As the technology becomes more accessible by 2021, mobile device makers will see a considerable increase in new product demand. Canalys reports 544 million 5G-enabled smartphones will ship next year. Gartner also predicts the forthcoming availability of fifth-generation network-compatible laptops will prompt widespread business desktop to notebook computer conversions.
The technology’s impact is not limited to the consumer electronics market. The ongoing deployment of 5G will create massive Internet of Things (IoT) networks that will support automated factories, smart buildings, and autonomous vehicles.
Electronic component makers are addressing this unprecedented market growth by greatly expanding their fifth-generation networking semiconductor portfolios.
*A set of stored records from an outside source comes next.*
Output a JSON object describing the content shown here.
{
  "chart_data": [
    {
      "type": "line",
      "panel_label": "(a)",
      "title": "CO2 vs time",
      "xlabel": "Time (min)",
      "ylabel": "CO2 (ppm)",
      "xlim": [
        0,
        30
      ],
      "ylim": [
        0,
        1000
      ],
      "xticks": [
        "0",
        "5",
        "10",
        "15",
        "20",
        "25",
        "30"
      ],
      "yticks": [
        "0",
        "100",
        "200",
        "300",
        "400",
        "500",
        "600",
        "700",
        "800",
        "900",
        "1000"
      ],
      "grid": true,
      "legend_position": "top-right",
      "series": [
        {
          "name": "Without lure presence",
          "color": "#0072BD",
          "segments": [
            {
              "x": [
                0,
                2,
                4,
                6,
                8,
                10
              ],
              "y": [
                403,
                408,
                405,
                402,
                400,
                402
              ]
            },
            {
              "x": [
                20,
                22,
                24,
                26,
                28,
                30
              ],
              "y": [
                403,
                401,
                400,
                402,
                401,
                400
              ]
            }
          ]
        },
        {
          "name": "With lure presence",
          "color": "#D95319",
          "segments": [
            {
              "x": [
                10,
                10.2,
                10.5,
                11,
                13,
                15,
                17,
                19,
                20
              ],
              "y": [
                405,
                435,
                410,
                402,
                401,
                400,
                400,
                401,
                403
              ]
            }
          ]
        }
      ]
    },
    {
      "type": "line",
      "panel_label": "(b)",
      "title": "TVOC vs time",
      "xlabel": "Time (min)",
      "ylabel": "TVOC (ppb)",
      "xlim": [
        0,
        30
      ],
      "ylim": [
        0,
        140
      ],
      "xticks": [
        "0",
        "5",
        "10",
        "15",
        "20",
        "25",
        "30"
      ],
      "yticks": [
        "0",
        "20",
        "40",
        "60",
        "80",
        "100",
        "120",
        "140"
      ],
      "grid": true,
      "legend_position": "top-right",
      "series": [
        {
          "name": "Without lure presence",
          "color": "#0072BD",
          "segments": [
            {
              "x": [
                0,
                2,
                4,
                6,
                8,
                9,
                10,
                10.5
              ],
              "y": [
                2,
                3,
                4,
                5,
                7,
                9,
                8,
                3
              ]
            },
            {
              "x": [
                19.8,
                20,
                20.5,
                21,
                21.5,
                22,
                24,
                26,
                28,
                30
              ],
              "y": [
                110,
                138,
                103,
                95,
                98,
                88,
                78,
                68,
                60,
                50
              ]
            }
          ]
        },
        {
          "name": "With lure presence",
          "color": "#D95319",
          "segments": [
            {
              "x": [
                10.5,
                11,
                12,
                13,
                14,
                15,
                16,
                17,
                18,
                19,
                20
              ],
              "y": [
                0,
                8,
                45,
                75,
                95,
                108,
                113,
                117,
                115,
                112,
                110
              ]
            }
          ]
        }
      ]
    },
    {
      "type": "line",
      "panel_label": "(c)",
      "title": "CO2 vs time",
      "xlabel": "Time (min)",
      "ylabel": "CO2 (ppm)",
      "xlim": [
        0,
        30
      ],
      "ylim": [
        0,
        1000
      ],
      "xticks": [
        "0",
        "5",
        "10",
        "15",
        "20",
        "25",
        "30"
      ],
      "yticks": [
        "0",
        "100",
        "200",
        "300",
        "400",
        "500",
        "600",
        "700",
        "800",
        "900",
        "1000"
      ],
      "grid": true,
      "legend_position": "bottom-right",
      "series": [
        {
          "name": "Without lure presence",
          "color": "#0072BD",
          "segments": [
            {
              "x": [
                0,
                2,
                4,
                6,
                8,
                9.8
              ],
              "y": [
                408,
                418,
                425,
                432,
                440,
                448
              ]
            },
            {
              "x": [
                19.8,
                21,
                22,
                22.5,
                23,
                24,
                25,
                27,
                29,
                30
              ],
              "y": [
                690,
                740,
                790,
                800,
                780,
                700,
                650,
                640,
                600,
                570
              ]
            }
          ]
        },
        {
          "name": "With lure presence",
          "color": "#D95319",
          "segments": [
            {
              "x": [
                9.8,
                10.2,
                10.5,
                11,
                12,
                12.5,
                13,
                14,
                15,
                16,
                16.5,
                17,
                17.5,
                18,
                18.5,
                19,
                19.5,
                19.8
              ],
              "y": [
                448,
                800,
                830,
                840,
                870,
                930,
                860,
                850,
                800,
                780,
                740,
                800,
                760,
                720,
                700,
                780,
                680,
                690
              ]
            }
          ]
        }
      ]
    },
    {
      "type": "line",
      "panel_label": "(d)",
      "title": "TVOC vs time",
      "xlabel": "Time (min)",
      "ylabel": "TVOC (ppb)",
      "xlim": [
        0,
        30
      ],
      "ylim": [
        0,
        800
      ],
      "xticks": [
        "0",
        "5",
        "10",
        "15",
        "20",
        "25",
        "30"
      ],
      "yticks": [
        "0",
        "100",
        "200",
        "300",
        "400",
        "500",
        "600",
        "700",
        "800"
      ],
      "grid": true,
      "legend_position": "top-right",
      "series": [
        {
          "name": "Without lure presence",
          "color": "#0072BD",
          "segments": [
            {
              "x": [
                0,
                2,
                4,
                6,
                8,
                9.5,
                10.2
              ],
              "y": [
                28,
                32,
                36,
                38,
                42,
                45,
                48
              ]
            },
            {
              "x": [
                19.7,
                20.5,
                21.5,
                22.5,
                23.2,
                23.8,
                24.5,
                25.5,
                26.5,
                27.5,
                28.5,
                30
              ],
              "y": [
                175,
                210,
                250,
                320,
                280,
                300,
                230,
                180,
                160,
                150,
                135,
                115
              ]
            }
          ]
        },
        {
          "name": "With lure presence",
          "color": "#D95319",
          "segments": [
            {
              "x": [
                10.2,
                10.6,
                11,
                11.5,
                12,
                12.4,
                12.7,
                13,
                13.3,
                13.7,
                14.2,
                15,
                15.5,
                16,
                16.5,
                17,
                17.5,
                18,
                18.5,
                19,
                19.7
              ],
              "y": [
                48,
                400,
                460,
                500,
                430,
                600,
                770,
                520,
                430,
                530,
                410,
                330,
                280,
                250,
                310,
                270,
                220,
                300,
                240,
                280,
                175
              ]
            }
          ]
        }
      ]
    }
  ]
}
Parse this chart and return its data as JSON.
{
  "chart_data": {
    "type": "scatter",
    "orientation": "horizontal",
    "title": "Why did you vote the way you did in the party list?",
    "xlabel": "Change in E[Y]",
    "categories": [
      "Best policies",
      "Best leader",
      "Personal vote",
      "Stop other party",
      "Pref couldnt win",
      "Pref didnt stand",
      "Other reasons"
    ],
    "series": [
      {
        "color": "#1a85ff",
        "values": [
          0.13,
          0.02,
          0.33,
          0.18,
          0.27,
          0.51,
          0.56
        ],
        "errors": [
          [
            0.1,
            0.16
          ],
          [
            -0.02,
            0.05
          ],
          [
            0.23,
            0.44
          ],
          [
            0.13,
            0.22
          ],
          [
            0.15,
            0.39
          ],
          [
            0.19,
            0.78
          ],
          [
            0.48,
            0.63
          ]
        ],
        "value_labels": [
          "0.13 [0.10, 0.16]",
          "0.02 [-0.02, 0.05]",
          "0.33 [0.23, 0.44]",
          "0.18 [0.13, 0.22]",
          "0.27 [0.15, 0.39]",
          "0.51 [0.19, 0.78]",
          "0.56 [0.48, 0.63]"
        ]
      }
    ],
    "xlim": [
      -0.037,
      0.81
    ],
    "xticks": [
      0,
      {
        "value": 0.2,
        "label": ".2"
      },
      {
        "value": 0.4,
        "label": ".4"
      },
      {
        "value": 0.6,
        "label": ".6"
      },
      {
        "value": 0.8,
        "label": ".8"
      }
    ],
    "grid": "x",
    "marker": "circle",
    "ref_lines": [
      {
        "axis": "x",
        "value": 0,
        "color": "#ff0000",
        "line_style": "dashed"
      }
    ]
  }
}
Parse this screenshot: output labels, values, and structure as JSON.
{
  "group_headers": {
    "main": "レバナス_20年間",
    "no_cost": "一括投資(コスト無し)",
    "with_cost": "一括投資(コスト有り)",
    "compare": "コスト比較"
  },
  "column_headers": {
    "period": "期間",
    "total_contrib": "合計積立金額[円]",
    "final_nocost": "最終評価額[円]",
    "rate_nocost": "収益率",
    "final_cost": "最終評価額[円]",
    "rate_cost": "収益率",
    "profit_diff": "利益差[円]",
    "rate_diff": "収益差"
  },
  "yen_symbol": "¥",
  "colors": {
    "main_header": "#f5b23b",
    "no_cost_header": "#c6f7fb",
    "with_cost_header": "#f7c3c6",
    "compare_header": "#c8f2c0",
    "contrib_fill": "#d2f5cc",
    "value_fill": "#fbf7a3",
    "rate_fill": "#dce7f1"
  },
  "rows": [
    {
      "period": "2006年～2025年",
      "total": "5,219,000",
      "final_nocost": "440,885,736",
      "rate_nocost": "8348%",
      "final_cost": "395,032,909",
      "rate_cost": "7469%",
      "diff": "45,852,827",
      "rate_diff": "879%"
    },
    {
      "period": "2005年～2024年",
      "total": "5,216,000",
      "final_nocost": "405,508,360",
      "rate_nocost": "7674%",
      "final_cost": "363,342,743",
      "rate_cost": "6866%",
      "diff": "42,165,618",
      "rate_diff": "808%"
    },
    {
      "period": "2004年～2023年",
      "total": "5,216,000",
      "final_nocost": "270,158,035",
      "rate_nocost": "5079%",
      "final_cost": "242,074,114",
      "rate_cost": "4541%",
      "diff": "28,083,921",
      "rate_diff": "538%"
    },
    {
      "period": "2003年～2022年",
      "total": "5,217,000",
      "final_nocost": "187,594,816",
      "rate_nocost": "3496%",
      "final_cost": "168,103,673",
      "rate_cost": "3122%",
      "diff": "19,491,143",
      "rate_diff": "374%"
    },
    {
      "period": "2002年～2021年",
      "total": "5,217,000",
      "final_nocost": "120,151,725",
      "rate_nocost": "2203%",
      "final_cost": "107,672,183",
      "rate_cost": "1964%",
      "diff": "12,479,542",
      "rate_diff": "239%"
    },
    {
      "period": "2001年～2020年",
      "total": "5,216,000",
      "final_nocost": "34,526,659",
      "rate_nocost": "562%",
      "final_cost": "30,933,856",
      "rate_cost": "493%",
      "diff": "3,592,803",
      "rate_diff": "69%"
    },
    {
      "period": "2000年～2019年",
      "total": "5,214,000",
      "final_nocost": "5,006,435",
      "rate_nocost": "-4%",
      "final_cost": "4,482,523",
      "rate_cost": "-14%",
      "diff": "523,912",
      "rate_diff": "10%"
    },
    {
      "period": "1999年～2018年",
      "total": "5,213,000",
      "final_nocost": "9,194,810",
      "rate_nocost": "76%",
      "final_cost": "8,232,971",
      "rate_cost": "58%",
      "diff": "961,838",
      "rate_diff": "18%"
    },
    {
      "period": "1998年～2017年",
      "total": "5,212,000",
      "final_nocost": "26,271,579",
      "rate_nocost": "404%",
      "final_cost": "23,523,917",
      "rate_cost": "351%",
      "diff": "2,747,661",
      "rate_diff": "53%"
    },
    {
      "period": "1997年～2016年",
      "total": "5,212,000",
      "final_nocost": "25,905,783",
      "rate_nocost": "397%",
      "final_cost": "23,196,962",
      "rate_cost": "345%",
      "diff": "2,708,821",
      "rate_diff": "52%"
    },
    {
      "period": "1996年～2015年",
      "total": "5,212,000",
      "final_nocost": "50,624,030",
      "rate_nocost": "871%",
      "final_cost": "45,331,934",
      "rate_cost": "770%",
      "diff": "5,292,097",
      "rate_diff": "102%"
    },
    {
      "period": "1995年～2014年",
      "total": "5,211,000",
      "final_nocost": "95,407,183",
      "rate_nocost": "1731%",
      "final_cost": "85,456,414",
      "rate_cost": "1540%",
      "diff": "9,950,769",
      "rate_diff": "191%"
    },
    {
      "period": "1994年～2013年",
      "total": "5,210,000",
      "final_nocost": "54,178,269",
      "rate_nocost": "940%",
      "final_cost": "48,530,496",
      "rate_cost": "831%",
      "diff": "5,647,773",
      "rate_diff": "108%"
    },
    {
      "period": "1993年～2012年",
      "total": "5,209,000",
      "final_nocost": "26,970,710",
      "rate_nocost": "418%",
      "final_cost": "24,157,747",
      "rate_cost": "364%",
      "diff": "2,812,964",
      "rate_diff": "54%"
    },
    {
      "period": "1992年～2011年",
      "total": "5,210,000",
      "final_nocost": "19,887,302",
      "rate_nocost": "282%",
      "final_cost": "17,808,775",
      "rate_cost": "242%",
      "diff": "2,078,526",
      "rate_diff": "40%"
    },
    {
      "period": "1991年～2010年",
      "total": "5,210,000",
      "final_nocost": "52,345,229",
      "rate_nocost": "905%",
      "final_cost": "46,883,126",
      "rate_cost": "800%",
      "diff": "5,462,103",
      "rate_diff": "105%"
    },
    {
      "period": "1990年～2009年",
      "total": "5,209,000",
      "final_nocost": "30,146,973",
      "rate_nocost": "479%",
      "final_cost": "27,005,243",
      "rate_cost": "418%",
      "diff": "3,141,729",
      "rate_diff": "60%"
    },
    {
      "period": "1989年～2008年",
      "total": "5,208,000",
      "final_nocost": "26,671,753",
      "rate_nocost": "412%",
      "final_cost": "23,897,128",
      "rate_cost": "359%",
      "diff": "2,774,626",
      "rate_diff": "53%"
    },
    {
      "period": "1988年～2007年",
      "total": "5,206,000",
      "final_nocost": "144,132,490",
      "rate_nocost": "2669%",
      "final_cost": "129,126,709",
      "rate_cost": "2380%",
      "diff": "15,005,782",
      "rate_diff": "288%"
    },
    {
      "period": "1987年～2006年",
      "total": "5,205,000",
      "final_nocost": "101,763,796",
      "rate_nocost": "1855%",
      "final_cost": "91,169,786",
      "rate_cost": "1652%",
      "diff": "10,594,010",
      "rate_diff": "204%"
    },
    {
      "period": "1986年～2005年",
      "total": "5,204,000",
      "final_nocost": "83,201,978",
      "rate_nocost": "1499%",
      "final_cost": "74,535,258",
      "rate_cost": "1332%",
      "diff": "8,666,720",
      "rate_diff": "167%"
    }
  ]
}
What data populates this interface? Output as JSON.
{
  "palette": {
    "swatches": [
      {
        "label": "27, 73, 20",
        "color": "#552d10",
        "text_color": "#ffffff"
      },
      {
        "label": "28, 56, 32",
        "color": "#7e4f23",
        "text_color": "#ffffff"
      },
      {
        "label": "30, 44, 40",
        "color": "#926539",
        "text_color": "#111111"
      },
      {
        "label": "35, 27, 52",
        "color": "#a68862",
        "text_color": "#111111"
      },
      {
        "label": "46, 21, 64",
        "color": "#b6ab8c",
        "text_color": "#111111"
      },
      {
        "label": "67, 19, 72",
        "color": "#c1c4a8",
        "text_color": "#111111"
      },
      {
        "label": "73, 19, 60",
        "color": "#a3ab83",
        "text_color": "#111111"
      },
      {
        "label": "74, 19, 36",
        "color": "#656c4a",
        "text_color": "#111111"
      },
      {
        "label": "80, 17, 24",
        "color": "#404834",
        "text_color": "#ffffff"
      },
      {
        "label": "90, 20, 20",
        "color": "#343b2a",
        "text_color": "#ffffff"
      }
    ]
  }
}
However, those components will be more expensive than older parts because of the technology's relative newness.
The result of all this for both semiconductor manufacturing and industrial companies doing research and development in the area of 5G? There will be a rush to secure components both old and new. Some say that this rush has already begun and certain manufacturers have already filled out bidding quotas for parts.
How to Mitigate Semiconductor Industry Volatility
Flare-ups in the trade war and ongoing surges of coronavirus cases made the semiconductor industry’s visibility extremely murky in 2020. Unfortunately, global commerce tensions and the pandemic will not magically disappear on January 1.
That said, electronics manufacturers can still take action to fortify their operations against 2021’s supply chain uncertainties. Firms, especially small and medium-sized enterprises (SMEs), should diversify the sources of their materials to make their operations more resilient.
One of the best ways to do this is by securing new supply chains as we prepare for Q1 2021. How?
Like the end-markets they serve, SMEs should embrace digitalization as a solution to semiconductor industry volatility.
Online electronic components marketplaces like SinLinElec offer access to thousands of fully traceable suppliers and provide global shipping. It even offers a digitalized process for RFQs (request for quote). By using web-based platforms, firms can order millions of professionally inspected parts quickly and easily. Having this capability is critical in an era when part makers can be waylaid by new self-quarantine mandates or regional travel restrictions.
Ideally, 2021 will not have the same level of upheaval and disruption seen in 2020. But if it does, SMEs with resilient supply chain operations will have the resources and support to manage old and new headwinds.